Social services don't generally get involved with these 'self funding' adults unless they are actually sectioned.

Also I've seen people trying to care for their relatives & struggling... lifting them without proper equipment & damaging themselves; feeling guilty if said relative goes into respite; being hit & abused by violent relatives with certain types of dementia.

Don't ever feel guilty for putting a relative in a home if you can't cope.
I have no children or close young relatives but I hope someone will choose me a nice care home when / if I get infirm mentally or physically.

My family tend to live for years. 2 of them were in care homes & were quite content.

I personally don't agree with euthanasia having cared for many people who are dying & old. Just my view. Lots of other hcps have the opposite view.

Oliversmumsarmy · 16/02/2019 20:56

I was just trying to show why I hadn’t even thought of care homes

blueskiesovertheforest · 16/02/2019 23:33

Oliversmumsarmy you are the p.5% of the population to whom the question is irrelevant, which is why you posted such a totally irrelevant sci fi answer. Or you're deluding yourself.

How can you know you'll die suddenly or live healthy into your 100s? It sounds so unlikely and so much like wishful thinking...

Oliversmumsarmy · 16/02/2019 23:59

The question was What plans do you have for your old age.

I answered none.

Then Do you expect children to be carers?

My family have never had any involvement with care homes or had to care for relatives.

I am nearly 60. Mother and Father still alive and still running their own businesses. My gps on fathers side were killed in the gas chambers and on my mothers side, gm is still alive and gf died of a heart attack in his 70s like his brothers.

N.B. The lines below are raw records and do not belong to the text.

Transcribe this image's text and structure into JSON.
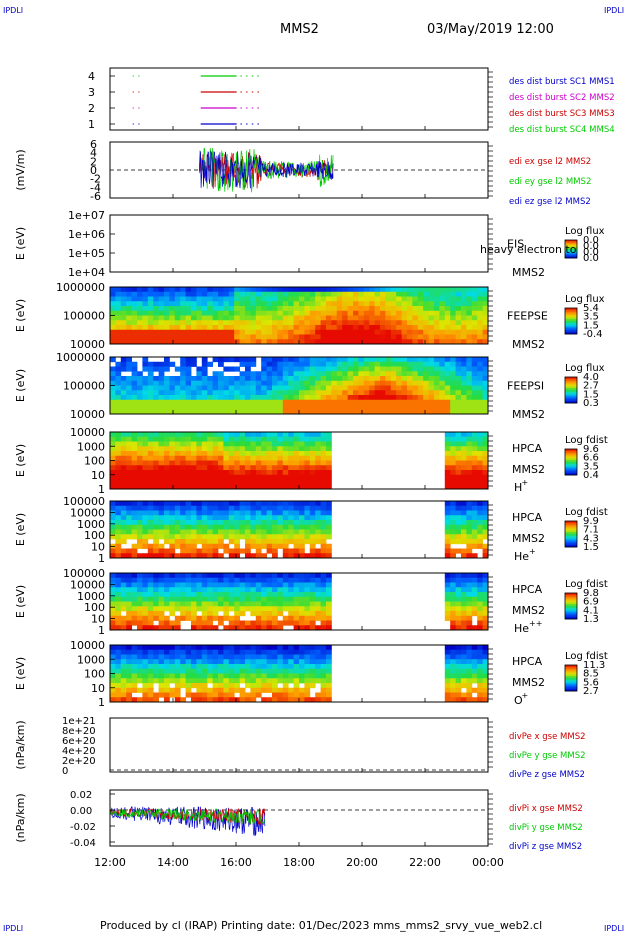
{
  "header": {
    "corner_tl": "IPDLI",
    "corner_tr": "IPDLI",
    "title": "MMS2",
    "datetime": "03/May/2019 12:00"
  },
  "footer": {
    "text": "Produced by cl (IRAP)   Printing date: 01/Dec/2023   mms_mms2_srvy_vue_web2.cl",
    "corner_bl": "IPDLI",
    "corner_br": "IPDLI"
  },
  "colors": {
    "blue": "#0000cc",
    "red": "#cc0000",
    "green": "#00cc00",
    "magenta": "#cc00cc"
  },
  "chart_data": {
    "type": "line",
    "x_axis": {
      "ticks": [
        "12:00",
        "14:00",
        "16:00",
        "18:00",
        "20:00",
        "22:00",
        "00:00"
      ],
      "range": [
        "12:00",
        "00:00"
      ]
    },
    "panels": [
      {
        "id": "burst",
        "type": "line",
        "yticks": [
          "4",
          "3",
          "2",
          "1"
        ],
        "series": [
          {
            "name": "des dist burst SC1 MMS1",
            "color": "#0000cc",
            "level": 1
          },
          {
            "name": "des dist burst SC2 MMS2",
            "color": "#cc00cc",
            "level": 2
          },
          {
            "name": "des dist burst SC3 MMS3",
            "color": "#cc0000",
            "level": 3
          },
          {
            "name": "des dist burst SC4 MMS4",
            "color": "#00cc00",
            "level": 4
          }
        ]
      },
      {
        "id": "edi",
        "type": "line",
        "ylabel": "(mV/m)",
        "yticks": [
          "6",
          "4",
          "2",
          "0",
          "-2",
          "-4",
          "-6"
        ],
        "ylim": [
          -6,
          6
        ],
        "series": [
          {
            "name": "edi ex gse l2 MMS2",
            "color": "#cc0000"
          },
          {
            "name": "edi ey gse l2 MMS2",
            "color": "#00cc00"
          },
          {
            "name": "edi ez gse l2 MMS2",
            "color": "#0000cc"
          }
        ]
      },
      {
        "id": "eis",
        "type": "heatmap",
        "ylabel": "E (eV)",
        "yticks": [
          "1e+07",
          "1e+06",
          "1e+05",
          "1e+04"
        ],
        "labels": [
          "EIS",
          "MMS2"
        ],
        "overlay_text": "heavy electron to",
        "colorbar": {
          "title": "Log flux",
          "ticks": [
            "0.0",
            "0.0",
            "0.0",
            "0.0"
          ]
        }
      },
      {
        "id": "feepse",
        "type": "heatmap",
        "ylabel": "E (eV)",
        "yticks": [
          "1000000",
          "100000",
          "10000"
        ],
        "labels": [
          "FEEPSE",
          "MMS2"
        ],
        "colorbar": {
          "title": "Log flux",
          "ticks": [
            "5.4",
            "3.5",
            "1.5",
            "-0.4"
          ]
        }
      },
      {
        "id": "feepsi",
        "type": "heatmap",
        "ylabel": "E (eV)",
        "yticks": [
          "1000000",
          "100000",
          "10000"
        ],
        "labels": [
          "FEEPSI",
          "MMS2"
        ],
        "colorbar": {
          "title": "Log flux",
          "ticks": [
            "4.0",
            "2.7",
            "1.5",
            "0.3"
          ]
        }
      },
      {
        "id": "hpca_h",
        "type": "heatmap",
        "ylabel": "E (eV)",
        "yticks": [
          "10000",
          "1000",
          "100",
          "10",
          "1"
        ],
        "labels": [
          "HPCA",
          "MMS2"
        ],
        "species": "H",
        "species_sup": "+",
        "colorbar": {
          "title": "Log fdist",
          "ticks": [
            "9.6",
            "6.6",
            "3.5",
            "0.4"
          ]
        }
      },
      {
        "id": "hpca_he",
        "type": "heatmap",
        "ylabel": "E (eV)",
        "yticks": [
          "100000",
          "10000",
          "1000",
          "100",
          "10",
          "1"
        ],
        "labels": [
          "HPCA",
          "MMS2"
        ],
        "species": "He",
        "species_sup": "+",
        "colorbar": {
          "title": "Log fdist",
          "ticks": [
            "9.9",
            "7.1",
            "4.3",
            "1.5"
          ]
        }
      },
      {
        "id": "hpca_hepp",
        "type": "heatmap",
        "ylabel": "E (eV)",
        "yticks": [
          "100000",
          "10000",
          "1000",
          "100",
          "10",
          "1"
        ],
        "labels": [
          "HPCA",
          "MMS2"
        ],
        "species": "He",
        "species_sup": "++",
        "colorbar": {
          "title": "Log fdist",
          "ticks": [
            "9.8",
            "6.9",
            "4.1",
            "1.3"
          ]
        }
      },
      {
        "id": "hpca_o",
        "type": "heatmap",
        "ylabel": "E (eV)",
        "yticks": [
          "10000",
          "1000",
          "100",
          "10",
          "1"
        ],
        "labels": [
          "HPCA",
          "MMS2"
        ],
        "species": "O",
        "species_sup": "+",
        "colorbar": {
          "title": "Log fdist",
          "ticks": [
            "11.3",
            "8.5",
            "5.6",
            "2.7"
          ]
        }
      },
      {
        "id": "divpe",
        "type": "line",
        "ylabel": "(nPa/km)",
        "yticks": [
          "1e+21",
          "8e+20",
          "6e+20",
          "4e+20",
          "2e+20",
          "0"
        ],
        "series": [
          {
            "name": "divPe x gse MMS2",
            "color": "#cc0000"
          },
          {
            "name": "divPe y gse MMS2",
            "color": "#00cc00"
          },
          {
            "name": "divPe z gse MMS2",
            "color": "#0000cc"
          }
        ]
      },
      {
        "id": "divpi",
        "type": "line",
        "ylabel": "(nPa/km)",
        "yticks": [
          "0.02",
          "0.00",
          "-0.02",
          "-0.04"
        ],
        "ylim": [
          -0.045,
          0.025
        ],
        "series": [
          {
            "name": "divPi x gse MMS2",
            "color": "#cc0000"
          },
          {
            "name": "divPi y gse MMS2",
            "color": "#00cc00"
          },
          {
            "name": "divPi z gse MMS2",
            "color": "#0000cc"
          }
        ]
      }
    ]
  }
}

My family cannot be a minority to never have had anything to do with the care system

Bagpuss5 · 19/02/2019 05:47

My DM was a nurse and also worked in a not very cosy old folks home as a nurse. Said 'to stick her in a Home' when the time came. However, when the time came didn't want to go into a home ( she couldn't walk as far as the loo so would probably have needed overnight care and I was living abroad so only DB to deal with accidents etc and he didn't really look after himself), then also refused to sign a do not resuscitate form which the Home expected her to sign. It is definitely advisable to get everything written formally well before the time comes.

Bagpuss5 · 19/02/2019 05:50

In response to never needing the care system, it isn't just old age, imagine a bad car accident or brain injury? This is why everyone should have a will and poa written and signed.